Well I suggest that since the basic net effect is to keep households’ incomes at the maximum possible level, there is no burden or “financial repression” as Rogoff calls it. However, I should say that I’ve ignored the effect of foreigners buying national debt, so as to keep things simple. But even if that complicating factor is taken into account it does not change the basic conclusion here all that much.
And finally, a possible objection to the above argument is the idea that a higher than normal debt can mean a higher than normal amount of interest to be paid on the debt, which is a burden on taxpayers. Well the simple answer to that interest on the debt should never be allowed to rise significantly above zero.
For example, if interest on the debt actually is well above zero, and stimulus is needed, the first thing to do is cut interest rates, and keep cutting them till they are at or near zero. If more stimulus is still needed, then run a deficit (funded, as Keynes suggested, either by more debt or fresh base money). But any debt increase there should not be taken so far that it starts to push up interest rates to any significant extent.
Indeed the latter policy of keeping interest on the debt at or near zero is pretty much what the UK Labour Party’s new “fiscal rule” consists of. For more on that, see this article by Simon Wren-Lewis, who is a former Oxford economics prof, and co-author of the fiscal rule.

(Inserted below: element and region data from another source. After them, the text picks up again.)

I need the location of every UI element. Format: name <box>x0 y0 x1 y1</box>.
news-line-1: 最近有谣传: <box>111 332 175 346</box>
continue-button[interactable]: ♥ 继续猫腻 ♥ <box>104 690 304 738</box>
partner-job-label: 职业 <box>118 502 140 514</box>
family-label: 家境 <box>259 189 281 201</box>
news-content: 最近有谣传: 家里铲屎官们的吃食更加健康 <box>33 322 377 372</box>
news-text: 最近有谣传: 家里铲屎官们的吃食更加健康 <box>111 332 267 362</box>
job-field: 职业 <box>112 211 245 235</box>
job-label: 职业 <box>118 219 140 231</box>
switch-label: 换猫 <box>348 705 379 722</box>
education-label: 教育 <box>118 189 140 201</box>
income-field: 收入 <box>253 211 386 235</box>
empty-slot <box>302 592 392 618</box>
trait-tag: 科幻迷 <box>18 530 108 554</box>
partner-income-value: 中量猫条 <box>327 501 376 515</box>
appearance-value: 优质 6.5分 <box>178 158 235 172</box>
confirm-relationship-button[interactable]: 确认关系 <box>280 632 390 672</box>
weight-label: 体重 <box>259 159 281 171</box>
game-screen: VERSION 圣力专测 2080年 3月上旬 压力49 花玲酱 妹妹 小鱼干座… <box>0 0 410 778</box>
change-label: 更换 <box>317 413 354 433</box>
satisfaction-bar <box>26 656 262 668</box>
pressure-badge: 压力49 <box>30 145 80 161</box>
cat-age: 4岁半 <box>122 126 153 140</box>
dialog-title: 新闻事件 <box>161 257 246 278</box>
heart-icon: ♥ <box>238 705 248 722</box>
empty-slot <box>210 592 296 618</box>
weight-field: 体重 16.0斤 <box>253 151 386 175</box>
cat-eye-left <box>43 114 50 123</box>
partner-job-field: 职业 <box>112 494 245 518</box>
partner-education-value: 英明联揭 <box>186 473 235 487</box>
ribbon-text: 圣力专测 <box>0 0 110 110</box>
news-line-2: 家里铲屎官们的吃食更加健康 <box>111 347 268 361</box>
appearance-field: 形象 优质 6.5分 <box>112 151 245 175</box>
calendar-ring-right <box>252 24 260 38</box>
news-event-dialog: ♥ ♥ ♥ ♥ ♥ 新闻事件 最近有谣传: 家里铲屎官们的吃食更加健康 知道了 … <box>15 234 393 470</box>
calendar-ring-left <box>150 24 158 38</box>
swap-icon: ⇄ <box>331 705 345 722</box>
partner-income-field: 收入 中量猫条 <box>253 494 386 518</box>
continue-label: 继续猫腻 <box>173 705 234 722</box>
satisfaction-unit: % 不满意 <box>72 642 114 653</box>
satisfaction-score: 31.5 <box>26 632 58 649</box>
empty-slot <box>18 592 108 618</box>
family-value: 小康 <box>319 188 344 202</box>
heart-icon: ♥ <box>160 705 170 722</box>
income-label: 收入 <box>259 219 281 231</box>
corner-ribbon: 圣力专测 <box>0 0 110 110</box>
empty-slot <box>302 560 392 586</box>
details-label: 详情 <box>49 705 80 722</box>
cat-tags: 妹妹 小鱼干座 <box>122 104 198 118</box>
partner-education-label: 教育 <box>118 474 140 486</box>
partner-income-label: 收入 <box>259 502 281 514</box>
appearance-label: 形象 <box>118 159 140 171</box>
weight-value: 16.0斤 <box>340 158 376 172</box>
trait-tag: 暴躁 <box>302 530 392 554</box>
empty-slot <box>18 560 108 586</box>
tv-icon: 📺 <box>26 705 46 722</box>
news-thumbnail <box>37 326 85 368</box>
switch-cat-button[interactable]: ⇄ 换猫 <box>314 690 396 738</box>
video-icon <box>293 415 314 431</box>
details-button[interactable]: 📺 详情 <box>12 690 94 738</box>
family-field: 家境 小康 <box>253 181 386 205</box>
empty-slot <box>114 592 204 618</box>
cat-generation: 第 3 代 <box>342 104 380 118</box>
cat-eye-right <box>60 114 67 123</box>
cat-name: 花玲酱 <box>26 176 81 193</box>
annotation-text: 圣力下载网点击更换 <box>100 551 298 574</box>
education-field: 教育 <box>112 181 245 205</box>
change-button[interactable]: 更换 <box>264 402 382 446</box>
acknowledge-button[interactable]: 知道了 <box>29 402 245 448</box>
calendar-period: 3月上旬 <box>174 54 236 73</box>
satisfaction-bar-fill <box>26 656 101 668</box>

And Milton Friedman and Warren Mosler (founder of Modern Monetary Theory) advocated an even more extreme version of the “fiscal rule”: they advocated a permanent zero interest rate. E.g. see Mosler’s second last paragraph here.
Quoting the Martin Wolff article you linked:
ReplyDelete"Central-bank money can also be thought of as non-interest-bearing, irredeemable government debt."
But this is printing greenbacks and never paying them back, not debt.